— Что ты, что ты, Гюльбахар! — залепетал Юсуф. — Выдумала тоже: «Наложу на себя руки»! Такого и в мыслях не держи!.. Но за конем, ты уж меня прости, я с тобой не поеду. И тебе не советую. Отец тебя убьет.
Увидела Гюльбахар, в каком он смятении, схватила его за руки.
— Зря, видно, я тебе доверилась, — стонет. — Смотри, только не проболтайся. Даже матери ничего не говори. А уж сестрам — и подавно. Они меня просто со свету сживут.
— Не скажу, не беспокойся. Да и как сказать? Отец, если узнает, велит разрезать тебя на куски и скормить собакам. Сама не проговорись, а уж я буду держать язык за зубами.
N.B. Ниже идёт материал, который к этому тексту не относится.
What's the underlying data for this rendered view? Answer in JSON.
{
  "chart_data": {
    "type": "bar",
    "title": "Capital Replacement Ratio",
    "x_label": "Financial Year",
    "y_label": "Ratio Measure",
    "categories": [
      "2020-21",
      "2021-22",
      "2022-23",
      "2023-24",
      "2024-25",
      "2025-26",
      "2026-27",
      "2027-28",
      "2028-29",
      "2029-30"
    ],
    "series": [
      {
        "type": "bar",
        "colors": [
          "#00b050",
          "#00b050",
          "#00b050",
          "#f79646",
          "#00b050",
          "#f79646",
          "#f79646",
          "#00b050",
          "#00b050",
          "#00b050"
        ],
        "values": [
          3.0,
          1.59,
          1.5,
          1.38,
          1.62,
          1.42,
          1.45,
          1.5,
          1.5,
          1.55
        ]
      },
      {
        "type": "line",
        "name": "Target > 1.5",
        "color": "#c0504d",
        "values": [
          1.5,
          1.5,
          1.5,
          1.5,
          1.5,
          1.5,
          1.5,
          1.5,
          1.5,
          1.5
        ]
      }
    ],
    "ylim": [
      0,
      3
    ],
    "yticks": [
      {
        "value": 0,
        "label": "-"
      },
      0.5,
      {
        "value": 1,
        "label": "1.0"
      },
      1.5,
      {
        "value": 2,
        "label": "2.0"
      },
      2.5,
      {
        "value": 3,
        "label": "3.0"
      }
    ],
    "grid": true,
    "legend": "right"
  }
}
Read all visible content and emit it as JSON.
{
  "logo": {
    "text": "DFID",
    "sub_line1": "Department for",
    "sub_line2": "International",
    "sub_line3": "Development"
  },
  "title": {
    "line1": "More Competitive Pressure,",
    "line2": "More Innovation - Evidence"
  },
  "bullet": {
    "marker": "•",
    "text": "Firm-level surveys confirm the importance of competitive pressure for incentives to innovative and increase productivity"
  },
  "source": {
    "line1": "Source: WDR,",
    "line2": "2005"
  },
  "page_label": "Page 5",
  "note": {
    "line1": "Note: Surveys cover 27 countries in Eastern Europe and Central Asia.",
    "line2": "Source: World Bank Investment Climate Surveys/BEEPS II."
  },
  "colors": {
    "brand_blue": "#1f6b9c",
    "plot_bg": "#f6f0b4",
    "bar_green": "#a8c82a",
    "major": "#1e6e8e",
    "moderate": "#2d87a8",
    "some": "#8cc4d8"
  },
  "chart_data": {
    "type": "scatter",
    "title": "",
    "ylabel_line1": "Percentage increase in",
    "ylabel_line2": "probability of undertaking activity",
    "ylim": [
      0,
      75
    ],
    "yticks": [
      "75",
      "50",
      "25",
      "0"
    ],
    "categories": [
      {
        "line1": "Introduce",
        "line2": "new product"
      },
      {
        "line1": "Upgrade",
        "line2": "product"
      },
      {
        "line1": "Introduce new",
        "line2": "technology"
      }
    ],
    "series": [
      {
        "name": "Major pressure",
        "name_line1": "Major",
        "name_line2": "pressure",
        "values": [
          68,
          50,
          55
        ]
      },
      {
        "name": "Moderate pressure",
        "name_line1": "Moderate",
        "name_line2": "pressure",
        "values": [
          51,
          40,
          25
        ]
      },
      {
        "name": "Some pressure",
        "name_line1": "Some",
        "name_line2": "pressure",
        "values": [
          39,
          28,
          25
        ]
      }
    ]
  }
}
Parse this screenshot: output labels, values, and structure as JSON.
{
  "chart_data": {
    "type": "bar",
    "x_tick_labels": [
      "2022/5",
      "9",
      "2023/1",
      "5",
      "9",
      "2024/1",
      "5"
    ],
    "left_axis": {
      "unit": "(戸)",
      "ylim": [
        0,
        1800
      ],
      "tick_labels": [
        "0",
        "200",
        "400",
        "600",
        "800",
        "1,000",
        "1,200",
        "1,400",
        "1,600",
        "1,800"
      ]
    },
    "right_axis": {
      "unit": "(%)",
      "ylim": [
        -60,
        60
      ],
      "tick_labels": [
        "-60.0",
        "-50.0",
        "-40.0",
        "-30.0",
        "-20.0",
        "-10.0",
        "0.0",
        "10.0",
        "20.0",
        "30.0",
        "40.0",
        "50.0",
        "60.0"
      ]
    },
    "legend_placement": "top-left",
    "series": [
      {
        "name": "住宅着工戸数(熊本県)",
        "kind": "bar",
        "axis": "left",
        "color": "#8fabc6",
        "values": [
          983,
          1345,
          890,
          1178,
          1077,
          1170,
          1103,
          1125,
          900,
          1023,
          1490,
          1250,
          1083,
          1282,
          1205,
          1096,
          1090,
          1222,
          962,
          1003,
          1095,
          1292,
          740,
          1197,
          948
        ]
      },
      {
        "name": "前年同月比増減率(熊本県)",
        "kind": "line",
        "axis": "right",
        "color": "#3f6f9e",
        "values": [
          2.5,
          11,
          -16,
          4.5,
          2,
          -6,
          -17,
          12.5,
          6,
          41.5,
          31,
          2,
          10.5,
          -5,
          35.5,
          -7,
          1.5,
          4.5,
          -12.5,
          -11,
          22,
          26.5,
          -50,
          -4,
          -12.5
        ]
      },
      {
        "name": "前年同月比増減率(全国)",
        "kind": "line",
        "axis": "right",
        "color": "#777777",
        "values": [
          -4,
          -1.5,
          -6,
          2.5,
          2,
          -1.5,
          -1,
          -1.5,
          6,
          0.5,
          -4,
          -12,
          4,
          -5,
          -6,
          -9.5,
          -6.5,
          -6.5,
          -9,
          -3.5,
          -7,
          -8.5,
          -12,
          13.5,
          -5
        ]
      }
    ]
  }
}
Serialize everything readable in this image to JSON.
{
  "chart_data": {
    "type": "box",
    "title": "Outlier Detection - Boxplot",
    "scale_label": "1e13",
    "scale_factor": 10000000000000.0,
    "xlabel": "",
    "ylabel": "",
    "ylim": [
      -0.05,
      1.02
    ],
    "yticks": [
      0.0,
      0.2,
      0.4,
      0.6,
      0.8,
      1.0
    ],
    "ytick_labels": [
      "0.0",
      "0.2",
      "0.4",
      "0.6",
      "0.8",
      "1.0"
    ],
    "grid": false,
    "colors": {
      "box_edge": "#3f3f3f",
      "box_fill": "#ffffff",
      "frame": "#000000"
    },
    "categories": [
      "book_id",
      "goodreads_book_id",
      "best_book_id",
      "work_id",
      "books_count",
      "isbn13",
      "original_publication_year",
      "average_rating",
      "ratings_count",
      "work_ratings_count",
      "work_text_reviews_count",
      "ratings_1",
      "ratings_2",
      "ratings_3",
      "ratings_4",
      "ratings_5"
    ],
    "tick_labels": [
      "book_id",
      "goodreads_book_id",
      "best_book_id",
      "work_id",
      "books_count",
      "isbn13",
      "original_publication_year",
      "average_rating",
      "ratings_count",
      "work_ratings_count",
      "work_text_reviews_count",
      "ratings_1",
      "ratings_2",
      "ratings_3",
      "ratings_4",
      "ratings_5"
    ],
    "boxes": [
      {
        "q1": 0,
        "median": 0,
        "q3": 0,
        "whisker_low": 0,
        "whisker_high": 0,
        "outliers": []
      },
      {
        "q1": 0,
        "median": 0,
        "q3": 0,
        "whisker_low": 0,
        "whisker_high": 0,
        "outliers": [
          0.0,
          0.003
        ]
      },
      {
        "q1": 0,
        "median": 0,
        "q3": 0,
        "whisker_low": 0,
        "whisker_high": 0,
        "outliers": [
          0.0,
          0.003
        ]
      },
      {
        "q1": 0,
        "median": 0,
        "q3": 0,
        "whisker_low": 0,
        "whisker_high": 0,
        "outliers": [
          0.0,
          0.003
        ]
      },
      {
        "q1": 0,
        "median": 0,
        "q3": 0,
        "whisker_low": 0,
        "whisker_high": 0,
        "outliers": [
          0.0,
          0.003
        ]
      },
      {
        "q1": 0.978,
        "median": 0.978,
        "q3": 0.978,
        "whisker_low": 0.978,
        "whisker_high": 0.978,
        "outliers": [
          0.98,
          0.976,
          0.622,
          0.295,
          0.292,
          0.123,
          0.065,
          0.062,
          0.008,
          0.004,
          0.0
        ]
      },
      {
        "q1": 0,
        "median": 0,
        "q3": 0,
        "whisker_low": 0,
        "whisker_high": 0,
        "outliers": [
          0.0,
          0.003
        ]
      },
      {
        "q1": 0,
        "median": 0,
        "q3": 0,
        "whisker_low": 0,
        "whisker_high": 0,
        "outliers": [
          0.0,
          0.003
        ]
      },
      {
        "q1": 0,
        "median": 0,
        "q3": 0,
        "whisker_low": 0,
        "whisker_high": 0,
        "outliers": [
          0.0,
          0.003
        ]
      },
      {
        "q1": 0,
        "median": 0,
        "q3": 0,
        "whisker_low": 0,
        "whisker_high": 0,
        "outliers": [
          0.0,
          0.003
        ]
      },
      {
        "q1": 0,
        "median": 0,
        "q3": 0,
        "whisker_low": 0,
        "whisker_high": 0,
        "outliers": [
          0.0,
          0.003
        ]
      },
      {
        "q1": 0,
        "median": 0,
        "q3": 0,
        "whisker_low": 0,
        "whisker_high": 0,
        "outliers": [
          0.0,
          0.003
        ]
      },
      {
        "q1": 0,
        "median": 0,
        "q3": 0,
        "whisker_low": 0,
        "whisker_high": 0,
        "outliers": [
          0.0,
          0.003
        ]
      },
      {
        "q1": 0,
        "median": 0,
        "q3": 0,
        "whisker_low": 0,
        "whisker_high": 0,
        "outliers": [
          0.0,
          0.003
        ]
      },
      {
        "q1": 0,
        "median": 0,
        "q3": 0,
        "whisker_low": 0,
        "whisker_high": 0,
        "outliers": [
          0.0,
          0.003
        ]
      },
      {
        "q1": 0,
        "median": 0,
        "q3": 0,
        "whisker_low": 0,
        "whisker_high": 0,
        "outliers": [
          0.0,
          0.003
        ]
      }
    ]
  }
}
Странно вел себя Юсуф — точно это и не он вовсе, а кто другой. Испугался, будто маленькая птичка, которая прячет голову под крыло: я, мол, знать ничего не знаю, ведать не ведаю. А ведь на вид настоящий йигит. «Ах, как я в нем обманулась! — думала дочь паши. — Ведь он, того и жди, выложит все отцу».
Так и ушла ни с чем от брата.
Беязидская крепость стоит на большом утесе, на южном склоне Горы. Утес обрывается крутой бездной, от самого низа ее берет начало равнина, пересеченная караванными дорогами. К востоку от крепости вздымает свои глинобитные стены город Беязид.
Кузня Хюсо примостилась у подножия утеса. По ночам из нее извергается поток искр. Зрелище это очень красивое. Даже сам Махмуд-хан, когда бывает в духе, любит смотреть на кузню.
Никто не знает, сколько Хюсо лет, но волосы у него сплошь седые. Работает он вместе с пятерыми своими сыновьями, выковывает необыкновенно прочные, великолепные, с золотой насечкой, мечи. Ни разу в своей жизни не заходил он ни во дворец паши, ни в дома беев. В рамазан Хюсо не постится, намаза не совершает, молитв не творит. Поговаривают, что он поклоняется огню. По ночам он с такой силой раздувает мехи, что искры заполняют всю кузню, мощным снопом вырываются из двери. И тогда якобы Хюсо опускается на колени и тянет руки к пылающему горну.
Зимой и летом он ходит в одной набедренной повязке из грубого суровья, подпоясываясь алым кушаком.
Весь город спит. Только Гюльбахар, объятая бескрайним отчаянием, смотрит в окно своей спальни. И невольно любуется снопом искр, выплескивающихся из кузни. Где-то вдали Софи играет «Гнев Горы». А с беязидской равнины доносится безумный храп чем-то напуганного коня.
— Софи! — крикнула Гюльбахар.
Музыка оборвалась.
— Слушаю, моя госпожа.
— Остается так мало дней… Неужто же нет никакого спасения?
— Нет.
— Я выпущу тебя, а ты приведи коня — вот вас всех и помилуют.
— Никуда я не пойду. Все равно коня не отдадут. Спасибо тебе на добром слове, моя госпожа.
Долго молчала Гюльбахар, а когда заговорила, то каким-то глухим, безжизненным голосом:
— Казнить вас — грех, жестокость великая! Вы не должны умереть. Пусть лучше рухнет этот дворец!
— Пусть рухнет этот дворец, — отозвался мягкий голос старика.
— Неужто конь может стоить жизни четырех людей?
— Конечно, нет, моя госпожа. Но ведь дело не в коне. Это только предлог. Одно могу сказать: этот дворец рухнет. Как и тысячи других.